The main limitation of the study is that it was retrospective, and, therefore, the patients were not randomized. The study incorporates two types of statistical analysis tools called propensity score matching and inverse probability of treatment weighting. The details of these methods are beyond the scope of this story (and beyond the brain of this simple country doctor), but they are designed to decrease the bias inherent in an observational study.
Presumably, it would be unethical to conduct a true randomized placebo-controlled trial (RCT) on children with MIS-C because those in the placebo group would be denied a likely effective treatment. In addition, RCTs are difficult to design for rare diseases like MIS-C since so few individuals develop the condition. The authors note, “Given the rarity and severity of MIS-C, conducting randomized trials may be highly challenging, and observational methods such as these may provide the best level of evidence.”

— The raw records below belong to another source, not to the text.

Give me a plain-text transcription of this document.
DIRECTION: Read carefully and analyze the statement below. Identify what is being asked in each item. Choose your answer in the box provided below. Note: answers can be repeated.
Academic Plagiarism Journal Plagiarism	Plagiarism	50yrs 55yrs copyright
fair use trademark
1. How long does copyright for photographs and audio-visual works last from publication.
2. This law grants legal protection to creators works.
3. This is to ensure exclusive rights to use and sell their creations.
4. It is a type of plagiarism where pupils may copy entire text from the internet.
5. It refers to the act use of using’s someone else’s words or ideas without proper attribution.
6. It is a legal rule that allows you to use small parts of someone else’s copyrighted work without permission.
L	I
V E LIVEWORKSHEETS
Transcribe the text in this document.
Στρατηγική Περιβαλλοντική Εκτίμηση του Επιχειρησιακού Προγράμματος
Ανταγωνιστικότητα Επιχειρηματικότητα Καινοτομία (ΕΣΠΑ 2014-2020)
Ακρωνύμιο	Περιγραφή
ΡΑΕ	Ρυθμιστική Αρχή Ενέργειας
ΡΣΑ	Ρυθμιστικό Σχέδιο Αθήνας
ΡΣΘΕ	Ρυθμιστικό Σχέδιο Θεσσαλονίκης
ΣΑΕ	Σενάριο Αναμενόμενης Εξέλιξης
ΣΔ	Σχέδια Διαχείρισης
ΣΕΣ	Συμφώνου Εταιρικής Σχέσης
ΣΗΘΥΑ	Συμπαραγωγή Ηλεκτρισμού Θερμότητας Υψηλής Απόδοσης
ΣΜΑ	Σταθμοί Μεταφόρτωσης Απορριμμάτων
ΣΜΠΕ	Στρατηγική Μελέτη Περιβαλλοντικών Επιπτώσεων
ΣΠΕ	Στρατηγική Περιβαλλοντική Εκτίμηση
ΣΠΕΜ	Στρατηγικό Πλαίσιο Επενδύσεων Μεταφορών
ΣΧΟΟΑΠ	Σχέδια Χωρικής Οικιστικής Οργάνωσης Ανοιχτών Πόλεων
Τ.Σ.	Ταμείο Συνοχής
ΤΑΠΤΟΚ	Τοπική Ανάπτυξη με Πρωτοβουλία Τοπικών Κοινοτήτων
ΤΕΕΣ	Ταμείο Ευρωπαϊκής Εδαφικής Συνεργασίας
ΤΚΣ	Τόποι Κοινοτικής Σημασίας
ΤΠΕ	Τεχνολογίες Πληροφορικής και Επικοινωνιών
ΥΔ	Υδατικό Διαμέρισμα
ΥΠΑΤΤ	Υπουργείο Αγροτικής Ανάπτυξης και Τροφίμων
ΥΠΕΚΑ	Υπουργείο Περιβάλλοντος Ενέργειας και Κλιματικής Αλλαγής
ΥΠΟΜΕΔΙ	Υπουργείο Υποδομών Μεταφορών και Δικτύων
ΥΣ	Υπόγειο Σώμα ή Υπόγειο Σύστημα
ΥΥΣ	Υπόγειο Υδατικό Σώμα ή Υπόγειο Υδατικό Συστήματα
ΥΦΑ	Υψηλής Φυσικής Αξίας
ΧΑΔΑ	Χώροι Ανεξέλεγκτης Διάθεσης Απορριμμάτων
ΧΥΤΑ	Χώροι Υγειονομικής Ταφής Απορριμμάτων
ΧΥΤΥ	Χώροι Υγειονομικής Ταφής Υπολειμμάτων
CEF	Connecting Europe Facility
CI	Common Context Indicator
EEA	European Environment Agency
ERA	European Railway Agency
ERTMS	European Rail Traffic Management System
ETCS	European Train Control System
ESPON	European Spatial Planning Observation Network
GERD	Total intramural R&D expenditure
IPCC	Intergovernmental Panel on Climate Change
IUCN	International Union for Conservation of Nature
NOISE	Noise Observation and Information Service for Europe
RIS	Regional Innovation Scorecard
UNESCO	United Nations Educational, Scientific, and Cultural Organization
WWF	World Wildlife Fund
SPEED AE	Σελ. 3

Conclusions and future direction
This study provides arguably the best evidence compiled to date to guide clinicians in the treatment of MIS-C and strongly suggests a combination of IVIG and a corticosteroid are ideal. Our knowledge of MIS-C is expected to grow, not only as more studies are conducted but also as patients with a history of MIS-C are followed over longer periods of time. Moreover, studying MIS-C will undoubtedly increase our understanding of Kawasaki disease as well as other post-infectious or inflammatory syndromes in children.